Какой-то неприятный свист нёсся навстречу, но свистал ли то ветер ушах или пули, Саблин не думал. Левее его обгонял Ротбек с поднято над головой шашкой, будто собирающийся кого-то рубить. Саблин увидал, как прямо перед ним вспыхнуло пламя, и белое облако появилось подле Ротбека, и лошадь Ротбека упала, а когда Саблин проскакивал мимо, он увидел, что Ротбек лежал ничком на земле и низ его тела был залит кровью.
«Пику оторвало ногу», — подумал он, и это не произвело на него никакого впечатления.
Батарея была видна вся. Люди суетились и не владели собою. Рота прикрытия бежала врассыпную.
Мимо Саблина, развевая хвост, вылетела красивая караковая лошадь под солдатским седлом, и Саблин узнал в ней Диану. Но он не успел подумать о том, что могло обозначать появление Дианы без седока, как все для него изменилось. Страшный удар хватил его по груди. Ему показалось, что его лошадь споткнулась и он упал с неё. Разгорячённое лицо холодила чёрная пахучая земля и неприятно лезла в рот. Саблин приподнял голову. Мимо него мчались на тяжёлых лошадях солдаты и хрипло кричали «ура!». Шеренга проносилась за шеренгой, и топот конских ног гулко отзывался в ушах Саблина. Он ничего не понимал. «Я ранен или убит», — подумал он и увидал над собою синее бездонное небо. Мириады мелких прозрачных пузырьков поплыли перед глазами, ослепили его, он закрыл глаза и потерял сознание.
Граф Бланкенбург первым влетел на батарею и ударом шашки свалил стрелявшего в него из револьвера солдата. Его эскадрон и эскадрон Ротбека под начальством штаб-ротмистра Маркушина, заменившего убитого Ротбека, облепили орудия и творили расправу.
Правее их, потрясая воздух, гремело «ура!». Пехота, выскочив из окопов, бежала за отступавшими германцами. В полуверсте влево, сколько хватал глаз, поле было покрыто скачущими на вороных лошадях всадниками: подоспевшая к бою 2-я дивизия бросилась преследовать отступавшего неприятеля.
Победа была полная. И этой победой Российская армия была обязана безумно смелой атаке дивизиона Саблина!

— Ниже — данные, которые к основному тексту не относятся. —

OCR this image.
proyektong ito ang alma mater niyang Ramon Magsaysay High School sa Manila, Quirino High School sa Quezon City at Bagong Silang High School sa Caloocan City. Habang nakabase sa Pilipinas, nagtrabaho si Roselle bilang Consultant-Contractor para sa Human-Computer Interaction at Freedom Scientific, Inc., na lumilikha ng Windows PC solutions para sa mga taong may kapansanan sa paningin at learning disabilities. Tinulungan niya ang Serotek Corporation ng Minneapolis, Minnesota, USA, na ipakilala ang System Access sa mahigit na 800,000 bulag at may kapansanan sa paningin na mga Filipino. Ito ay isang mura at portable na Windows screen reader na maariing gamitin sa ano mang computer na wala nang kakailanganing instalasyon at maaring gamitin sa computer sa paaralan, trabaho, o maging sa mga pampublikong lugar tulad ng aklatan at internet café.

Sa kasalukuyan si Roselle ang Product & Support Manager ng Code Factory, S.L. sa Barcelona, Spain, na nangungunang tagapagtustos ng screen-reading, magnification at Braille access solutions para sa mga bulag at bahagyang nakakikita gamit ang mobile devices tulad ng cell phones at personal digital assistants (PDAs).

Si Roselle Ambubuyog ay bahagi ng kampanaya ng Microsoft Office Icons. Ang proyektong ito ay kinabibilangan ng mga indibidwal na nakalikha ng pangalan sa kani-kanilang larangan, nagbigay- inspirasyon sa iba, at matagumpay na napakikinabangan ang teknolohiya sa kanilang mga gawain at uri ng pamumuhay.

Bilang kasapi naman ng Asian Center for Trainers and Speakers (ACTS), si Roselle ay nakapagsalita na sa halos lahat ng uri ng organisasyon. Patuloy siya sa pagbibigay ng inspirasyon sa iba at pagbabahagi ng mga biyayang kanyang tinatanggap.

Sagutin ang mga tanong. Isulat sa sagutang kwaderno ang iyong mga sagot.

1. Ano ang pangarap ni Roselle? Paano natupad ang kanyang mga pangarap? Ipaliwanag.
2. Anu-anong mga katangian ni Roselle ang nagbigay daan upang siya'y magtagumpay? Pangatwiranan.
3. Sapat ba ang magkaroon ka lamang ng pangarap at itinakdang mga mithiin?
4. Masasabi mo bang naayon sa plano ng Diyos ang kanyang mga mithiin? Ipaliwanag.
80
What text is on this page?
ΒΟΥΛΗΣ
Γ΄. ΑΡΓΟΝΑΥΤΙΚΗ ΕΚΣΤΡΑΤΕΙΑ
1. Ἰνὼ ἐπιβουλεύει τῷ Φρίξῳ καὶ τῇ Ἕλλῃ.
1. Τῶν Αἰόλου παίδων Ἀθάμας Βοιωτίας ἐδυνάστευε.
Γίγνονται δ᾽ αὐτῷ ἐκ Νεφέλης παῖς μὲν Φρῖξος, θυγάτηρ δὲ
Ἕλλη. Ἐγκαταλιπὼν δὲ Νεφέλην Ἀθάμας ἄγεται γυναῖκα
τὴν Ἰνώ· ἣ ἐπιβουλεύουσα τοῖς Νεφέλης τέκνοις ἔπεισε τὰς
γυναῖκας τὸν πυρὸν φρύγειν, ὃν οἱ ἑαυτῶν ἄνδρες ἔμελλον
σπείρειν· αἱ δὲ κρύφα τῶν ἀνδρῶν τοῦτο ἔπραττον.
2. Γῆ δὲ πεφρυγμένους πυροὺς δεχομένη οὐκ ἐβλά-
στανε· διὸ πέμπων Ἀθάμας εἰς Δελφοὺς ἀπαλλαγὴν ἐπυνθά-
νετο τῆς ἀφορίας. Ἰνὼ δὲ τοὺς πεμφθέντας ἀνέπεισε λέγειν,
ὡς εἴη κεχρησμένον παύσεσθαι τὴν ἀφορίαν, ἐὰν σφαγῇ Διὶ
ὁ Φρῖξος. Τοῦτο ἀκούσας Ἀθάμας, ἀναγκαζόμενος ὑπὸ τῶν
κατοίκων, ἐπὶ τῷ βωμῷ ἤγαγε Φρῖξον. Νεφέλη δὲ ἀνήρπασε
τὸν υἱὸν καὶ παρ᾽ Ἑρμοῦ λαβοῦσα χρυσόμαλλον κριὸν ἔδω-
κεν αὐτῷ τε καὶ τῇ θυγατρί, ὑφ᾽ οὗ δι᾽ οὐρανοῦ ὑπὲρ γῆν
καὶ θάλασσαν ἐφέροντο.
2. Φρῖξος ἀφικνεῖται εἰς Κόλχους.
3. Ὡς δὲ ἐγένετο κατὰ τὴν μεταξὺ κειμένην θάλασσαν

Сам Саблин, тяжело раненный в грудь, лежал без сознания на поле. Его сын Коля с изуродованным туловищем и оторванной головой, исковерканный до неузнаваемости стаканом шрапнели, валялся в луже дымящейся крови в двух шагах позади. Штаб-ротмистр Артемьев, корнет Покровский, поручик Агапов, корнет барон Лизер были убиты, поручик Кушнарёв, барон Лидваль и граф Толь ранены. Из приехавших третьего дня вечером шести офицеров — трое — князь Гривен, Оленин и Розенталь были убиты и двое — Медведский и Лихославский — ранены. Двадцать три солдата убито и шестьдесят два ранено.
Когда ротмистр граф Бланкенбург собрал позади взятой батареи дивизион, то эскадроны едва набрали по два взвода. Вахмистр Иван Карпович был убит на самой батарее в тот момент, когда рубил её командира.
К собранным людям по затихшему полю рысью подъезжал князь Репнин. Его лицо было величаво спокойно. Лошадь пугливо косилась на лежавшие повсюду тела лошадей и солдат.
— Спасибо, молодцы, за лихую атаку. Поздравляю вас со славным делом, — крикнул он.
— Р-рады стараться, — крикнули всё ещё бледные, тяжело дышащие люди.
— А где полковник Саблин? — спросил князь Репнин.
— Убит, — отвечал граф Бланкенбург.
— Нет, ранен, — сказал Маркушин. — Я видел: его сейчас понесли. Он стонал.
— Славное дело, лихое дело, господа, — сказал Репнин. — Вы навеки прославили наш полк!
Он слез с лошади и устало подошёл к обрыву высокой межи.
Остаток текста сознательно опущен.